Racine, qui nous a raconté ces grands événements, est impayable avec son pathétique. « Les entrailles de la mère Agnès, dit-il, furent émues, lorsqu’elle vit sortir ces pauvres filles (des pensionnaires) qu’on venait enlever les unes après les autres, et qui, comme d’innocents agneaux, perçaient le ciel de leurs cris, en venant prendre congé d’elle et lui demandant sa bénédiction[1]. »

En lisant cette citation détachée, on serait porté à croire qu’il s’agit de quelque scène atroce de l’Histoire ancienne, d’une ville prise d’assaut dans les siècles barbares[2], ou d’un proconsul du quatrième siècle, arrachant des vierges chrétiennes aux bras maternels pour les envoyer à l’échafaud, en prison ou ailleurs ; — mais non : c’est Louis XIV, qui, de l’avis de ses deux conseils d’État et de conscience, enlève de jeunes pensionaires[3] au monastère de Port-Royal, où elles auraient infailliblement achevé de se gâter l’esprit, pour les renvoyer — chez leurs parents.

…Quis talia fando,
Temperet à lacrymis… ?

Voilà ce qu’on nommait et ce qu’on nomme encore persécution.

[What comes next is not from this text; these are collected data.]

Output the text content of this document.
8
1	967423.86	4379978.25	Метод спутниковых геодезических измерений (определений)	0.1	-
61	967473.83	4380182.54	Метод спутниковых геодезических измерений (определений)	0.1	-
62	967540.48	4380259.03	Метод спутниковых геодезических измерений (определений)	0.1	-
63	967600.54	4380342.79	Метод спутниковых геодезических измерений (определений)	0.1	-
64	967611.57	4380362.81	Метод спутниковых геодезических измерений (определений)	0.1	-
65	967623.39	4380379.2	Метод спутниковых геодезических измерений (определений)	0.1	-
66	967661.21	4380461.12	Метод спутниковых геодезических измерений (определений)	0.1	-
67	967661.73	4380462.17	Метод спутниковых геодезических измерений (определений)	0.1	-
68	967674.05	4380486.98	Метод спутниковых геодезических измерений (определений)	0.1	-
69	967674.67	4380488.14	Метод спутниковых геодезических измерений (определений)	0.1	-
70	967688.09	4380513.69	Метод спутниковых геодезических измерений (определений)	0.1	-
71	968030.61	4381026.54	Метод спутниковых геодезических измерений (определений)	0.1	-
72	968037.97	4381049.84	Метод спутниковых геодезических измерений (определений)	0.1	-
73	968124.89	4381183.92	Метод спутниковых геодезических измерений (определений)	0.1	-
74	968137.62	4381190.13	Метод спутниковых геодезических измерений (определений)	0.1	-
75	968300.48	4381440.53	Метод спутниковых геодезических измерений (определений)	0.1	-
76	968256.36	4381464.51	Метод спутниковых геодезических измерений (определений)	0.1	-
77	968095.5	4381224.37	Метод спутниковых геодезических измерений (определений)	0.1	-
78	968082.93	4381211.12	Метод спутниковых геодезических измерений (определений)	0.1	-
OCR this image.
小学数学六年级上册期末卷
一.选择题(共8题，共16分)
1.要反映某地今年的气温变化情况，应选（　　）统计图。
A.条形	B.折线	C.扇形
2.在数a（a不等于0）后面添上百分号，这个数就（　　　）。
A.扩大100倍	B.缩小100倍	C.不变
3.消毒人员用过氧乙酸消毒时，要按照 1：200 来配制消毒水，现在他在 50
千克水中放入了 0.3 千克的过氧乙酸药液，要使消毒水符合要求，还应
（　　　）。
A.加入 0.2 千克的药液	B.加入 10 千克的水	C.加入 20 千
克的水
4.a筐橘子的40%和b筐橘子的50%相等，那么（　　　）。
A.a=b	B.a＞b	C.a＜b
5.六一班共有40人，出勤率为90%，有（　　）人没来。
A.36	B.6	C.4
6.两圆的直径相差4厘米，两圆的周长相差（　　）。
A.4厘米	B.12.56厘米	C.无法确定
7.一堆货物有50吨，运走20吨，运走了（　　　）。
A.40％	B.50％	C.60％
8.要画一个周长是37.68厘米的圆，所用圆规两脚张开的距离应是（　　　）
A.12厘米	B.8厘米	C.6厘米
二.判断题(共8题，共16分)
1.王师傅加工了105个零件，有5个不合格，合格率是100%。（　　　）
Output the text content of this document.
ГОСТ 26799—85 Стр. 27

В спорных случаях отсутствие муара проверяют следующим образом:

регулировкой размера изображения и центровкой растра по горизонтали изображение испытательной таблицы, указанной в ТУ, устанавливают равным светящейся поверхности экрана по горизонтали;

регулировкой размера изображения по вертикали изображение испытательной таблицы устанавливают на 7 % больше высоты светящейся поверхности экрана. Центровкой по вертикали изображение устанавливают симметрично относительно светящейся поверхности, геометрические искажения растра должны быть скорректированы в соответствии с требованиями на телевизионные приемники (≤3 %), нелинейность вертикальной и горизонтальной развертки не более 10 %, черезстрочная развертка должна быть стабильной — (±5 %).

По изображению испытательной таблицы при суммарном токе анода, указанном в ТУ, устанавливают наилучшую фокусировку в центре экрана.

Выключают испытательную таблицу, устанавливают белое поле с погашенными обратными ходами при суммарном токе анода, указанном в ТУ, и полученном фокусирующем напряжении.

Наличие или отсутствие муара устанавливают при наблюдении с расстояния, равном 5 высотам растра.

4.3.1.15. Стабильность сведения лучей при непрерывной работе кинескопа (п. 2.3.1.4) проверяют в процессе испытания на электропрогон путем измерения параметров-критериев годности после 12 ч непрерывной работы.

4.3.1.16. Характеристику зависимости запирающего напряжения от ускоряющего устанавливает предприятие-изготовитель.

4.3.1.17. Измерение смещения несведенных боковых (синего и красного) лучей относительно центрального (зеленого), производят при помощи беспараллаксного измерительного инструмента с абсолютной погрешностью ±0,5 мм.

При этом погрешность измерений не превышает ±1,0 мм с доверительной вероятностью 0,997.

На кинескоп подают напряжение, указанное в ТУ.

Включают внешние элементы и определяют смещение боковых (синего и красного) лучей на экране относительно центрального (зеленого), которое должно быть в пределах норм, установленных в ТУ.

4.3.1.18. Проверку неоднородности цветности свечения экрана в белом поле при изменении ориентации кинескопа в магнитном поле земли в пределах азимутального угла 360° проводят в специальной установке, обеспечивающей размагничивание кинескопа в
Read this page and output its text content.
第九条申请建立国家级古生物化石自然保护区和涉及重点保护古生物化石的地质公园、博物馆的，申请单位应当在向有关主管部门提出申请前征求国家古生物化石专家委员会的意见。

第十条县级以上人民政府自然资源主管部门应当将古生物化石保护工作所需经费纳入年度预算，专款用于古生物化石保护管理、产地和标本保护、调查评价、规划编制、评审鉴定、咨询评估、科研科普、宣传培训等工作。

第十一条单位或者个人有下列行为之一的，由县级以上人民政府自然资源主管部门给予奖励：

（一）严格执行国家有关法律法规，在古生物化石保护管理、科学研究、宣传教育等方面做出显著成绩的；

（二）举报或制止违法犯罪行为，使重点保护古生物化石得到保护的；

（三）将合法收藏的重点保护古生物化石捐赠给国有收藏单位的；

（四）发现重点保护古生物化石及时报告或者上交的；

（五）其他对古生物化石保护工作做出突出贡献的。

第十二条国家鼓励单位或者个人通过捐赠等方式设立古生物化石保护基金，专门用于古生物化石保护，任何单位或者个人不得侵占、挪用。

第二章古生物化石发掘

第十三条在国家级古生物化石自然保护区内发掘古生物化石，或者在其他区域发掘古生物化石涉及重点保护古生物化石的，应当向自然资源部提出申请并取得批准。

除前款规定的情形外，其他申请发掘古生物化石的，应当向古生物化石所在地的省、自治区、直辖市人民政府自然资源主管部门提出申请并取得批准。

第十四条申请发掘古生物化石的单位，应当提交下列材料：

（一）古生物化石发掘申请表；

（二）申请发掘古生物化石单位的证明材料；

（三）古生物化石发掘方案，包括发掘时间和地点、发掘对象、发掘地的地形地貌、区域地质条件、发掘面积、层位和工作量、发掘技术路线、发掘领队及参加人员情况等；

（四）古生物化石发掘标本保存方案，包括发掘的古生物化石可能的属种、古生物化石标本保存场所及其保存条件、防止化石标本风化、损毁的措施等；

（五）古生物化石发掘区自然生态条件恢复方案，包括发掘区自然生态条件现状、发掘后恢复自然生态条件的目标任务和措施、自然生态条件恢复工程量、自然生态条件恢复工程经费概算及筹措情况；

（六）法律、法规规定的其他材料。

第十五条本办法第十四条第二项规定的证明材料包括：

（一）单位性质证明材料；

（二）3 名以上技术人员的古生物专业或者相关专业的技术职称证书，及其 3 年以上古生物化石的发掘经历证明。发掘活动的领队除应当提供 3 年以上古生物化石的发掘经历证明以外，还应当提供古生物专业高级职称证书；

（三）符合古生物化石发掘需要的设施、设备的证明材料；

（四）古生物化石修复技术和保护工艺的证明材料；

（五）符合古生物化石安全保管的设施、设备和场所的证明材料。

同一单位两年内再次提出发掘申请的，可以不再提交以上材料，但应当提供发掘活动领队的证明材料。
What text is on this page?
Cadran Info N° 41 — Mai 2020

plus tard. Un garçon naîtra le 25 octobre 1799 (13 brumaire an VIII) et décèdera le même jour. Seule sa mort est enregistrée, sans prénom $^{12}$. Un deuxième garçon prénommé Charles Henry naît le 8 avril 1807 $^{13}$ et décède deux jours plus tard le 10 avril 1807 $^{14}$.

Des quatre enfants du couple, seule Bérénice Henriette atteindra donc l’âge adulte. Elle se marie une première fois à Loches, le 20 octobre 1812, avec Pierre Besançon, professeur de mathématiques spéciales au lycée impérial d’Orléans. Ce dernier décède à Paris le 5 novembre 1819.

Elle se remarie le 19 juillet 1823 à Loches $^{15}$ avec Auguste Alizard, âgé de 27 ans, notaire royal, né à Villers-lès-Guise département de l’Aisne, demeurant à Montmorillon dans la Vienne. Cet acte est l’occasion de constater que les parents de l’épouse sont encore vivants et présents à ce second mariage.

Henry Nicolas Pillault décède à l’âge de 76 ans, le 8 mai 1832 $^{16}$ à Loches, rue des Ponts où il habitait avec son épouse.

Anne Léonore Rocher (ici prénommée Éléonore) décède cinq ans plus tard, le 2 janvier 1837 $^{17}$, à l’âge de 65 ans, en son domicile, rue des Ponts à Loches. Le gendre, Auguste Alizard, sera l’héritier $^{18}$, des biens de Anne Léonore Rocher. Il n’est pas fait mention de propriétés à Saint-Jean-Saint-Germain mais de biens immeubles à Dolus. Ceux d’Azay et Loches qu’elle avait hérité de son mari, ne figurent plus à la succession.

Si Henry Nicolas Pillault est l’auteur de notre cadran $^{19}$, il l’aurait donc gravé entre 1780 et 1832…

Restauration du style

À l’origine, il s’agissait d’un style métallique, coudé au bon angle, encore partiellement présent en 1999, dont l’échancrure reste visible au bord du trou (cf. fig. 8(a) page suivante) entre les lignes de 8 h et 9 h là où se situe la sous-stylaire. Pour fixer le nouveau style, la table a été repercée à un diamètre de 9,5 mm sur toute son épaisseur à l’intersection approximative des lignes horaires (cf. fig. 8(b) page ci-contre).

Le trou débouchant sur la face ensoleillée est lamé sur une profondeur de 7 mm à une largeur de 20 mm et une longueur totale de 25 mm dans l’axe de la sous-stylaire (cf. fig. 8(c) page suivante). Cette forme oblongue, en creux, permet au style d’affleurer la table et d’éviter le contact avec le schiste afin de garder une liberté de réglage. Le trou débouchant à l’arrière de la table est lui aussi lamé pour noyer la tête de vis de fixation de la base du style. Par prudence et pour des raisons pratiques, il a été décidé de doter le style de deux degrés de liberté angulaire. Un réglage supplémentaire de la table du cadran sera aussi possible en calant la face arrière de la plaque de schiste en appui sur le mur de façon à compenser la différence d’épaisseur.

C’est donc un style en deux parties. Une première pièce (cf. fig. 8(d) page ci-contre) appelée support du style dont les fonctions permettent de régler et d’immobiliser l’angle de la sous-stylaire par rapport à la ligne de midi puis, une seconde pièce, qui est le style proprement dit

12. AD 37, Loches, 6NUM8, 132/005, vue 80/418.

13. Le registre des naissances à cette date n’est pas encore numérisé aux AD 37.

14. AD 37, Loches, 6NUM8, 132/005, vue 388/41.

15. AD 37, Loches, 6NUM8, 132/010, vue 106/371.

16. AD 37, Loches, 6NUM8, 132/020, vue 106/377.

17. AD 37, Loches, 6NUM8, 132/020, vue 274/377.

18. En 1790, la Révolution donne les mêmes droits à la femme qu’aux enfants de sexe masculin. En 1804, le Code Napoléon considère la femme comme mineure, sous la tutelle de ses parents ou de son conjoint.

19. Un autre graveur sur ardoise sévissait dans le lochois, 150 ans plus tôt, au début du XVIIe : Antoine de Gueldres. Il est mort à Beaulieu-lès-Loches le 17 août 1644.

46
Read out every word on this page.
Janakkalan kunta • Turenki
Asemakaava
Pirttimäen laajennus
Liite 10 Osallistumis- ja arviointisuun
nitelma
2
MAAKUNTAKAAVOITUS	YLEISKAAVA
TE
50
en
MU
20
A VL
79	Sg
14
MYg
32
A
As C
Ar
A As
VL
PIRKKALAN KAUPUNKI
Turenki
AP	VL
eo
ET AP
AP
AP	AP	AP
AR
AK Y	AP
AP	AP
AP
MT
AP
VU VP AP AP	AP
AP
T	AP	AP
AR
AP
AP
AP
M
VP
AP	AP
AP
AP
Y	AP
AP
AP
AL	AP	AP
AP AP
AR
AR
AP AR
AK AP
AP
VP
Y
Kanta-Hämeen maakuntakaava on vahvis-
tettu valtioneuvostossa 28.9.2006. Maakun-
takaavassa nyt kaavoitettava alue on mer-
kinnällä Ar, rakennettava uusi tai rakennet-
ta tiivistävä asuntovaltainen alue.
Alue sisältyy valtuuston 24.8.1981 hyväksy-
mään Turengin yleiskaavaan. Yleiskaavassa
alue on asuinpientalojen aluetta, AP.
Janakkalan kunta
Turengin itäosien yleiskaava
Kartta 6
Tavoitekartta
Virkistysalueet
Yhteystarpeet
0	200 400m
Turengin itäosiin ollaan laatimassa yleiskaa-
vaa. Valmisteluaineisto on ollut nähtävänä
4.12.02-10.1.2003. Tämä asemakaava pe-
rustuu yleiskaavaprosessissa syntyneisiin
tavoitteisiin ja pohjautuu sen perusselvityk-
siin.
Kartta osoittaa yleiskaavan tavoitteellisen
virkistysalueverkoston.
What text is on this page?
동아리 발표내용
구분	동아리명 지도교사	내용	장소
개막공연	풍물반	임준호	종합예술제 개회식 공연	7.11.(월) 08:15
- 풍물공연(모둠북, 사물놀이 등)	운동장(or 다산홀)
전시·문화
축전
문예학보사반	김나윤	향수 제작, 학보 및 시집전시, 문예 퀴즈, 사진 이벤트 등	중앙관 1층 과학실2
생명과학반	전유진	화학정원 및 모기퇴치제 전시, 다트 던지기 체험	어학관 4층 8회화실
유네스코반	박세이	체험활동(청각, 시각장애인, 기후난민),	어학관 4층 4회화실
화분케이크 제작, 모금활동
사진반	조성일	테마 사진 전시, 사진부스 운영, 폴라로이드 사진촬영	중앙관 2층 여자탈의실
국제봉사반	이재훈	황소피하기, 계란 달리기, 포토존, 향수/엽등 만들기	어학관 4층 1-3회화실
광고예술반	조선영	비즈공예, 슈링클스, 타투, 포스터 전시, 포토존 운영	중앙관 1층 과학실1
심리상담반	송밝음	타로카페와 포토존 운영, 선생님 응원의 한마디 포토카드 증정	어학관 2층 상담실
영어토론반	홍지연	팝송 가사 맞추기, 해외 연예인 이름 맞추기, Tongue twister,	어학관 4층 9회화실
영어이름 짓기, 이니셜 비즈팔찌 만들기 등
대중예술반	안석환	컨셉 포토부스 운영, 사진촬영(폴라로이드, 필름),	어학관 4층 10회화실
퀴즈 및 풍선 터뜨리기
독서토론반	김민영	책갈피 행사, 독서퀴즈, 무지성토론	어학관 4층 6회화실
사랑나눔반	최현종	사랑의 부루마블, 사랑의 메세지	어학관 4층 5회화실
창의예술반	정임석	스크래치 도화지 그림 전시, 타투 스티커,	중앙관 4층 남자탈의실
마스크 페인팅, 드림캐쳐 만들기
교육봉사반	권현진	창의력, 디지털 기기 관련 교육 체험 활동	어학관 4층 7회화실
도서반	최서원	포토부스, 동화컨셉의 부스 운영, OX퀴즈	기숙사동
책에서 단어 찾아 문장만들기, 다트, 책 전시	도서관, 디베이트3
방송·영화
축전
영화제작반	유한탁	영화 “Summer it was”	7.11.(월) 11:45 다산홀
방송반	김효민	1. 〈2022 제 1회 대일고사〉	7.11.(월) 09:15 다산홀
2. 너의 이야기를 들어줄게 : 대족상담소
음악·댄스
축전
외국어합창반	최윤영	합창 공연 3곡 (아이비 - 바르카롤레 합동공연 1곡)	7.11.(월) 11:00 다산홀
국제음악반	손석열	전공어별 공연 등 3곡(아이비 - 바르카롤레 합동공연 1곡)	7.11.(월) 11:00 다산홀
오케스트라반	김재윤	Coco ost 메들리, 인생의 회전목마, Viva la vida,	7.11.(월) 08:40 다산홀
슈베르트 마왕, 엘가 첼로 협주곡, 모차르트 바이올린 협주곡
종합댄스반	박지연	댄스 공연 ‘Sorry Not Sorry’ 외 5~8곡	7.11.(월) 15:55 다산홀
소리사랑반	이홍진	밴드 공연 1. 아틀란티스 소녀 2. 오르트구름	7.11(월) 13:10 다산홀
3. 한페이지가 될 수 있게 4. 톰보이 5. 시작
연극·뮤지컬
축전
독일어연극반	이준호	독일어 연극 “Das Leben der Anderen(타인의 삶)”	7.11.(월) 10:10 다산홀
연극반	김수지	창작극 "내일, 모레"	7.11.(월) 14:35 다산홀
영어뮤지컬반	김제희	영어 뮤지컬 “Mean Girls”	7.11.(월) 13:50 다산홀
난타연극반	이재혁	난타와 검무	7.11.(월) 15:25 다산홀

Il faut cependant avouer que celle de Dioclétien avait quelque chose de plus sombre.

  1. Racine, ibid., pag. 215.
  2. Tum pavidæ tectis matres ingentibus errant,
    Amplexæque tenent postes, atque oscula figunt.

    (Virg., Æn. II, v. 490 et 491.)

    Pour les mères de Troie, l’affaire était un peu plus sérieuse ; cependant c’est à peu près le même style.

  3. Racine n’en nomme que deux, mesdemoiselles de Luynes et de Bagnols.